O barulho ou a cena? O que lembro primeiro? Não chegou a doer na hora. Adrenalina funciona rápido. Acho que acertou o guidão antes de minha mão, punho, braço, na sequência, e projetou tudo para a calçada.
Puts! Acertou minha mão com o retrovisor do carro. É, agora dói.
Fui levantando a bicicleta com a mão direita, pois a esquerda já me dava medo. E, então, para minha surpresa, que desenhou a lógica das relações que estimo, o carro, que prontamente parou e esgaçou a porta, despejou alguém que não atendeu minhas expectativas.
– Sua anta! Quer morrer? Olha meu retrovisor!
– Moça, você, de fato, podia ter me matado.
– Devia mesmo! Tu vai pagar, heim! Por que tu não anda na calçada?
– Se a senhora mudar o tom da voz e quiser conversar… a calçada tem uns obstáculos…
– Cala a boca! Conversar o quê? Tu vai pagar! Que obstáculos?
– Senhora, eu não preciso andar na calçada, tenho direito de estar aqui. Você devia ter reduzido, ou desviado de mim.
– Sua filha… Tais dizendo que a culpa é minha, é?
– A senhora está me ofendendo. Não é necessário me agredir. Tô sem meu celular, mas meu marido e filho estão vindo logo atrás de mim.
– Tu acha que tenho medo, é? Quer resolver de outro jeito?
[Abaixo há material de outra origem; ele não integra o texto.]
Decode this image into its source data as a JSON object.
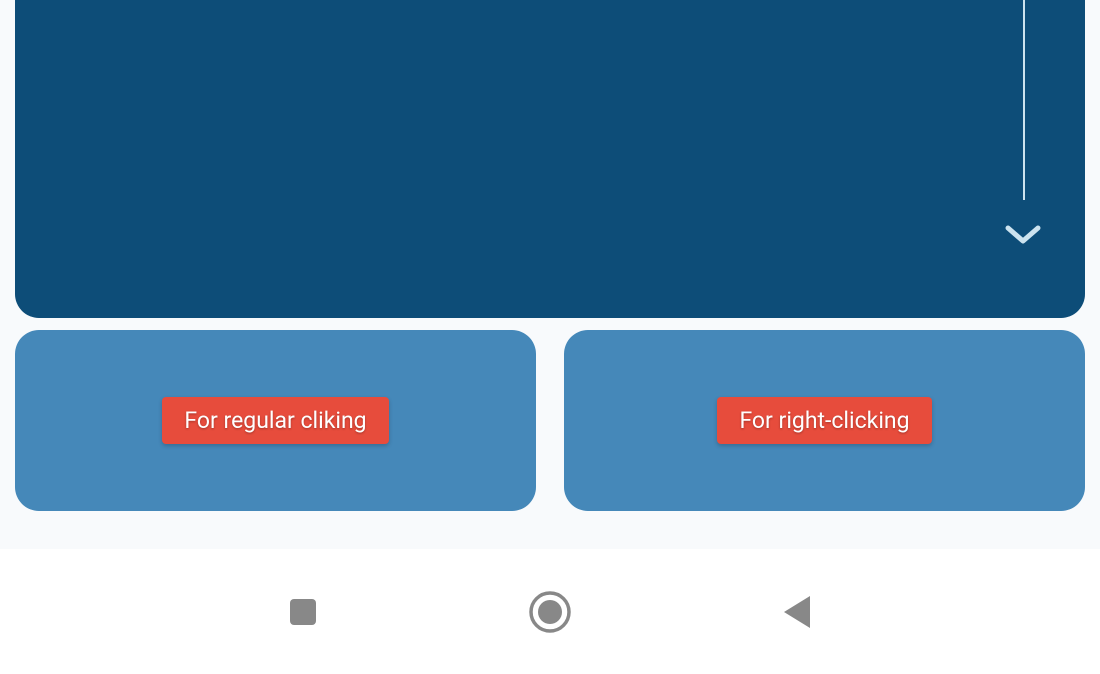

Foi um momento muito esquisito, pois ela se posicionou como num ringue, nariz ofegante. Uma mulher com testosterona à flor da pele. Quem sabe misturada com nervosismo, devido ao susto e a total ausência de empatia. Eu tremia um pouco, sei lá se da batida ou do monstrinho que nasceu dela.
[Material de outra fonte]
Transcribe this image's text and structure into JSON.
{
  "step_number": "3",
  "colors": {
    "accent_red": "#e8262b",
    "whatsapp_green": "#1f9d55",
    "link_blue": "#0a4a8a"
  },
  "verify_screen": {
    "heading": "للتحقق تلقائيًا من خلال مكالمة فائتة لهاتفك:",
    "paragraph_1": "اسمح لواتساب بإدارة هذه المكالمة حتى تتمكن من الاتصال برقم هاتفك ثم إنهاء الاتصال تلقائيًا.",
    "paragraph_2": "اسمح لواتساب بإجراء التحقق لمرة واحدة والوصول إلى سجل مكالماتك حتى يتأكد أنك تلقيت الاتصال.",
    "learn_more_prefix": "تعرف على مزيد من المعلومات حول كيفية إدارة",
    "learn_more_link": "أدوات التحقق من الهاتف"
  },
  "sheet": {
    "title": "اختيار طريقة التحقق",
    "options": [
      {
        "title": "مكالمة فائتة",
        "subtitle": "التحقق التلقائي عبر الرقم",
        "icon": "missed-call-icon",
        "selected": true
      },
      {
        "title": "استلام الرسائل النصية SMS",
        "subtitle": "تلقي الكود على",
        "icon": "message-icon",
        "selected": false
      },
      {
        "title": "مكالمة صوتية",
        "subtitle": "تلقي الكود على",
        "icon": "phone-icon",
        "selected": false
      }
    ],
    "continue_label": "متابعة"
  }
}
– Senhora, meu punho dói. Não desejo qualquer tipo de agressão. A senhora está me deixando confusa.
– Eu vou chamar a polícia, sua… Vou te processar.
– A senhora, por favor, pode chamar o Samu, também?
A minha calma. É, talvez tenha sido isso que a deixou desmedida, alterada. Tudo pelo amor ao retrovisor e sem qualquer consideração por mim. Não, não. Ela saiu vomitando raivas de dentro do veículo, ou seja, não foi por minha calma, foi pela cega paixão ao retrovisor e a absoluta certeza de que eu provocara o acidente. Bem provável.
Meu marido me avistou e foi estacionando o carro. Naquele momento disse a ela:
– A senhora faça o favor de não falar palavrões na frente do meu filho.
– Sua fingida. Tu vai pagar. Vou te processar.
A polícia e Samu chegaram. Fui encaminhada ao hospital e está tudo bem comigo. Com ela? Deu dó. O descompasso entre eu e o retrovisor, entre quem está certo e errado, entre você estar dirigindo um carro e o outro uma bicicleta, entre o grito e a gentileza, entre você não se sensibilizar pelo que é sensível. Este descompasso é bem mais difícil de tratar do que meu punho. No entanto, se fosse a vida do ciclista, teríamos aqui um abismo. A linha fininha, fininha, entre o acidente e a tragédia.
Ciclovias ou ciclofaixas, quando existem, em Brusque, são precárias, recortadas, apagadas, sem acesso quando na via contrária, sem sinalização adequada e geram imprecisão no desenrolar de um caso como o meu. A própria polícia teve dúvidas. A motorista e eu poderíamos ter, inclusive, questionado a condição que a rua nos coloca. Conversado sobre a dificuldade de transitar por ali quando vários veículos, de grande e pequeno porte, precisam de espaço. Ela, certamente, não quis atrasar seu almoço de dia das mães, nem me machucar. Contudo perdeu a oportunidade de amenizar a violência do impacto, de refletir e ampliar a discussão sobre o perigo de nossas estradas e a nossa falta de atenção e informação. Até ela verbalizar e se aproximar de mim com ódio, nem sei se haviam “culpados”.
Está tudo bem comigo, como disse, mas nunca quis tanto levantar essa bandeira.
CICLISTA TEM DE SER RESPEITADO! E ADMIRADO!